The Longshoremen's and Harbor Workers' Act authorizes payment of compensation for "accidental injury or death arising out of and in the course of employment." § 2 (2), 44 Stat. 1425, 33  [****5]  U. S. C. § 902 (2). As we read its opinion the Court of Appeals entertained the view that this standard precluded an award for injuries incurred in an attempt to rescue persons not known to be in the employer's service, undertaken in forbidden waters outside the employer's premises.

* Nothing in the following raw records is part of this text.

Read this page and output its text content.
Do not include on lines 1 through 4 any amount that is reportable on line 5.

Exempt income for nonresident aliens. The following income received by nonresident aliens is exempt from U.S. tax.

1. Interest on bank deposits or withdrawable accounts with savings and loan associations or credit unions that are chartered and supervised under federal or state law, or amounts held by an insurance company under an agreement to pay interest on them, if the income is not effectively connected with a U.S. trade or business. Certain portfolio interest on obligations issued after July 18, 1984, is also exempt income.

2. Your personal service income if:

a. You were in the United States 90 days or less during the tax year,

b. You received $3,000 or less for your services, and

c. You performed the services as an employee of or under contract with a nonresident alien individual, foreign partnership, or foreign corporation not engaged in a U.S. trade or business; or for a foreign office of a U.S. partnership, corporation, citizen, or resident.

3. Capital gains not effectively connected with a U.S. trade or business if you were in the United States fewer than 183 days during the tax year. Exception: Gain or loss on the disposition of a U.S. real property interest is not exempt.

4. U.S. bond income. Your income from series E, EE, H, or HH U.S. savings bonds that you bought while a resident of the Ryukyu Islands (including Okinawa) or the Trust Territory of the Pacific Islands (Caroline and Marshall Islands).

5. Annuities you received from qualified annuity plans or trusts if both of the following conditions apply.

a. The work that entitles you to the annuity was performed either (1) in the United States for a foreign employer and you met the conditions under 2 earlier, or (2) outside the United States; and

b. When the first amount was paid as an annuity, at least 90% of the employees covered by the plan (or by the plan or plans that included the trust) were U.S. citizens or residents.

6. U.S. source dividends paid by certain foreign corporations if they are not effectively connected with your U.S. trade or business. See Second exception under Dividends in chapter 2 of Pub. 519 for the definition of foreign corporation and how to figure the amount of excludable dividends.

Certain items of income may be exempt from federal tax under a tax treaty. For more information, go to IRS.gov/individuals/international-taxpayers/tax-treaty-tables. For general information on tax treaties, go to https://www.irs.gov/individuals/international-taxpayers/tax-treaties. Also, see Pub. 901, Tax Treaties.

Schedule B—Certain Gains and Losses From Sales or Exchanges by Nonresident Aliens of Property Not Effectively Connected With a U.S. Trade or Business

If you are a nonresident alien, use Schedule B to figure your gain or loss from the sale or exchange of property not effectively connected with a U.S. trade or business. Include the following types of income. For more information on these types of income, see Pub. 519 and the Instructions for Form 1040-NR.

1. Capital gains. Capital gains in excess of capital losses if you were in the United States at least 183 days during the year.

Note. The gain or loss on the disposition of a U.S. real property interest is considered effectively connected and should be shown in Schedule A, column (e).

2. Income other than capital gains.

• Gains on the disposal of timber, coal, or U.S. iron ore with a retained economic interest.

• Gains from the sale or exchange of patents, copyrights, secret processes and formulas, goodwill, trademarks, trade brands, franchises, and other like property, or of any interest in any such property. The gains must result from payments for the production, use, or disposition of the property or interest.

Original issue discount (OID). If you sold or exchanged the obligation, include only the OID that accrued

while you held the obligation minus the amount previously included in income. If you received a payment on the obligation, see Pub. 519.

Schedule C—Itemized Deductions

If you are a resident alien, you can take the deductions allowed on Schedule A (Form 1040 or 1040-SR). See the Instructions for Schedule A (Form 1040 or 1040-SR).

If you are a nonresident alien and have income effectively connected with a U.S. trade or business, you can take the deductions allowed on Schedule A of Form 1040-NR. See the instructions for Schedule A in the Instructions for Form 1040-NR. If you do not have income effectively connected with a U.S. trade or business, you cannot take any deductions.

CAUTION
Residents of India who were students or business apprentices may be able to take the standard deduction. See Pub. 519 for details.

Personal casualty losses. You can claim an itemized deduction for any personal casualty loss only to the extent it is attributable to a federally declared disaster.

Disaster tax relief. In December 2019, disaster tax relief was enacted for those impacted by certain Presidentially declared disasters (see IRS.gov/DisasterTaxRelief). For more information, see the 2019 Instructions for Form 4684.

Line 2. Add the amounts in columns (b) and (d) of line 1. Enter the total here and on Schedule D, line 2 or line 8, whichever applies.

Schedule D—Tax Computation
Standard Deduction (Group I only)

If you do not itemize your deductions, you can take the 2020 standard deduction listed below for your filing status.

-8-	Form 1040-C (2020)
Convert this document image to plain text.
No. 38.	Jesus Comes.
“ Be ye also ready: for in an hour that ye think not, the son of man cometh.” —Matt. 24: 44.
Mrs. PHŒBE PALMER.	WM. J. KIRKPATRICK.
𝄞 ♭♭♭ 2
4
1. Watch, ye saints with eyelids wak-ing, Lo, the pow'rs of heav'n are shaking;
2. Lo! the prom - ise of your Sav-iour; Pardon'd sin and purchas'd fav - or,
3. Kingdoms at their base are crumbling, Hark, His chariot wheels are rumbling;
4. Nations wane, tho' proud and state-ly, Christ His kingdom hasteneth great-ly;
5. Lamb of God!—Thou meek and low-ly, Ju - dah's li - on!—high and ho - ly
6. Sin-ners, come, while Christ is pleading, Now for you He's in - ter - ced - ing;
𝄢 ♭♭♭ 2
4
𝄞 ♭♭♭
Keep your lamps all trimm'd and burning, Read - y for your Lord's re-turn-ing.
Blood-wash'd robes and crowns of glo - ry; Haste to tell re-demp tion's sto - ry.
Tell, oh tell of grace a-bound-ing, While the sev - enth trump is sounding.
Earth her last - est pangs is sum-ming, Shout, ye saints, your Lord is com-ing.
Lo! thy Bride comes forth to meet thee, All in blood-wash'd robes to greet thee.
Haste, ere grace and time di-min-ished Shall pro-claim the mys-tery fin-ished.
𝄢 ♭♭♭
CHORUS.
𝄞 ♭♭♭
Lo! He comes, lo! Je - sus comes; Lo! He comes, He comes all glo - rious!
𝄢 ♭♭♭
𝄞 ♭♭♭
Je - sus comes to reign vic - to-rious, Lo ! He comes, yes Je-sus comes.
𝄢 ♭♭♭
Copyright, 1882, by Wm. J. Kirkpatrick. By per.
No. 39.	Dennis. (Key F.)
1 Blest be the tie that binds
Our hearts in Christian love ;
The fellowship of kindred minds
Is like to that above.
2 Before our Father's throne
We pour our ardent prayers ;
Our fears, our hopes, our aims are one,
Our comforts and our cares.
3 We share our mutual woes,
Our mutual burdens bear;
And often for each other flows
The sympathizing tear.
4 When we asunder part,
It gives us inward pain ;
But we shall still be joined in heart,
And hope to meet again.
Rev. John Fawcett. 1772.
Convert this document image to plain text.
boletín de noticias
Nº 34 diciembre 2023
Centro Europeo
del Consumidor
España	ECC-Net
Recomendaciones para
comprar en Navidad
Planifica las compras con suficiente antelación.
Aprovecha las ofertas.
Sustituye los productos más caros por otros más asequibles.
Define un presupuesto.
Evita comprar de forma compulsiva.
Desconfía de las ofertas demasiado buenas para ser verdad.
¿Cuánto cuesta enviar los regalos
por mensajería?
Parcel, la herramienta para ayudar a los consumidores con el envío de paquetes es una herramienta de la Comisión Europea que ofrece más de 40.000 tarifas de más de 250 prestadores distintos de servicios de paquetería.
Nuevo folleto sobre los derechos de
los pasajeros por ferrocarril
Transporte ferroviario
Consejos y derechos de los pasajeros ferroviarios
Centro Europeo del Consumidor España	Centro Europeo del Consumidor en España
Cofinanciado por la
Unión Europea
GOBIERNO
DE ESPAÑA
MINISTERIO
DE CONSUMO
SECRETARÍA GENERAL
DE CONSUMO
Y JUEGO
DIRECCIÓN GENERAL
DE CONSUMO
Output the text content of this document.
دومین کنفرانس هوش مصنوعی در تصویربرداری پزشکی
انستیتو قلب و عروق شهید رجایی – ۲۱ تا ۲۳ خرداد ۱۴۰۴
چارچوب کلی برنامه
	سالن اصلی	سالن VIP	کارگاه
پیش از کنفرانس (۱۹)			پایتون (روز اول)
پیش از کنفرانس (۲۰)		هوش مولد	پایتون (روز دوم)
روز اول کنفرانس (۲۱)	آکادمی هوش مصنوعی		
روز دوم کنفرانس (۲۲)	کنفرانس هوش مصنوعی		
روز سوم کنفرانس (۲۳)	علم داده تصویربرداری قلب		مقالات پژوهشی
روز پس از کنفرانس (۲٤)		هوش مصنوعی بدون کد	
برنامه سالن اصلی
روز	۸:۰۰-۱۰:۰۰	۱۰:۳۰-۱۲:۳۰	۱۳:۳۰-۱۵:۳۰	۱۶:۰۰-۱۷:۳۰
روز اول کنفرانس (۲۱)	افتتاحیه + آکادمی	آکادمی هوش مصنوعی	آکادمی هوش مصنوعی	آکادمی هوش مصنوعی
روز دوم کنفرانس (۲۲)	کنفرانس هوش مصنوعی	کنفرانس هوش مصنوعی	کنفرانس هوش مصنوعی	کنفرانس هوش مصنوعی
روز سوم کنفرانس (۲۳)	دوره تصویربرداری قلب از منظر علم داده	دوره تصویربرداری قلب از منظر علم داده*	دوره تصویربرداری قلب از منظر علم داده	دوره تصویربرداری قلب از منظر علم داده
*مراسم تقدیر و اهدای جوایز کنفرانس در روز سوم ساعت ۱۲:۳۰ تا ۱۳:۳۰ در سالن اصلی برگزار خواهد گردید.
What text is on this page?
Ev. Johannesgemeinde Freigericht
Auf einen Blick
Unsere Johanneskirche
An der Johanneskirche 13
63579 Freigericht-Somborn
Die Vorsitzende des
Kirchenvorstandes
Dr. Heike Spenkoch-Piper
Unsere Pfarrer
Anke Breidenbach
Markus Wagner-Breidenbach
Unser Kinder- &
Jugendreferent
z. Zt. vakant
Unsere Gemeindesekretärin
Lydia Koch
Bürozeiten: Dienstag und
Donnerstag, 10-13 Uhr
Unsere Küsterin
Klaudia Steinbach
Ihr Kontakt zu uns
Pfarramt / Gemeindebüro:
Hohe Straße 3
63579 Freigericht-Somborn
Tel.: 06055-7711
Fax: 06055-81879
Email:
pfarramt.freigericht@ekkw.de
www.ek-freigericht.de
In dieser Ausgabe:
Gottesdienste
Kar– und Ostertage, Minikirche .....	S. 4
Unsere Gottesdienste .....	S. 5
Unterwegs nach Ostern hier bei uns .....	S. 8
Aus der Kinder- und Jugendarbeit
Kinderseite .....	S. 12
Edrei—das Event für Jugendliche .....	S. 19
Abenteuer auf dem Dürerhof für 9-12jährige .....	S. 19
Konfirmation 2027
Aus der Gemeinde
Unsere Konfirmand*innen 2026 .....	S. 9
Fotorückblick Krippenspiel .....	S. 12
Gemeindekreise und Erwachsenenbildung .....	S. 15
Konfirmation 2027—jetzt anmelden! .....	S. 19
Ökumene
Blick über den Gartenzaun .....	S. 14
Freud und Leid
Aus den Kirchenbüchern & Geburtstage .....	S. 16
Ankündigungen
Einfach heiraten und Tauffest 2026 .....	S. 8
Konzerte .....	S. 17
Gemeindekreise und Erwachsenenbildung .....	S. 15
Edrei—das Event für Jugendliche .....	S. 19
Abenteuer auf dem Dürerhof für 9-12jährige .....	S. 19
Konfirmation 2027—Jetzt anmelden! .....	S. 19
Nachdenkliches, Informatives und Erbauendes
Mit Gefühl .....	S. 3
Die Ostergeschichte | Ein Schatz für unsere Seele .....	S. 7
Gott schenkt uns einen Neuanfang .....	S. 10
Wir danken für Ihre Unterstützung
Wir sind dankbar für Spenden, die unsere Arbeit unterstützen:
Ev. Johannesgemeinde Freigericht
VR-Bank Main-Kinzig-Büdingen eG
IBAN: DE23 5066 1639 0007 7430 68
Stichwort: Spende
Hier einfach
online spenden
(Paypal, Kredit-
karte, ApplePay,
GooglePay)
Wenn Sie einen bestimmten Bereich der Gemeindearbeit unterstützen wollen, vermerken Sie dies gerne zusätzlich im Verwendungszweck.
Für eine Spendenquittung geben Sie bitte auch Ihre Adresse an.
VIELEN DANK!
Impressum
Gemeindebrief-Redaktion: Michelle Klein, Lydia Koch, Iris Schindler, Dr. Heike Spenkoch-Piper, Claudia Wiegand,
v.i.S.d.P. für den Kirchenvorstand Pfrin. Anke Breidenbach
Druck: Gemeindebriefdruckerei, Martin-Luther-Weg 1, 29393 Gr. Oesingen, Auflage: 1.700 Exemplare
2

We think this is too restricted an interpretation of the Act.  Workmen's compensation is not confined by common-law conceptions of scope of employment.Cardillo v. Liberty Mutual Ins. Co., 330 U.S. 469, 481Matter of Waters v. Taylor Co., 218 N. Y. 248, 251, 112 N. E. 727, 728. The test of recovery is not a causal relation between the nature of employment of the injured person and the accident. Thom v. Sinclair, [1917] A. C. 127, 142. Nor is it necessary that the employee be engaged at the time of the injury in activity of benefit to his employer.All that is required is that the "obligations or conditions" of employment create the "zone of special danger" out of which the injury arose. Ibid. A reasonable rescue attempt, like pursuit in aid of an officer making an arrest, may be "one of the risks of the employment, an incident of the service, foreseeable, if not foreseen, and so covered by the statute." Matter of Babington v. Yellow Taxi Corp., 250 N. Y. 14, 17, 164 N. E. 726, 727Puttkammer v. Industrial Comm'n, 371 Ill. 497, 21 N. E. 2d 575. This is not to say that there are not cases "where an employee, even with the laudable purpose of helping another, might go so far from his employment and become so thoroughly disconnected from the service of his employer that it would be entirely unreasonable to say that injuries suffered by him arose out of and in the course of his employment." We hold only that rescue attempts such as that before us are not necessarily excluded from the coverage of the Act as the kind of conduct that employees engage in as frolics of their own.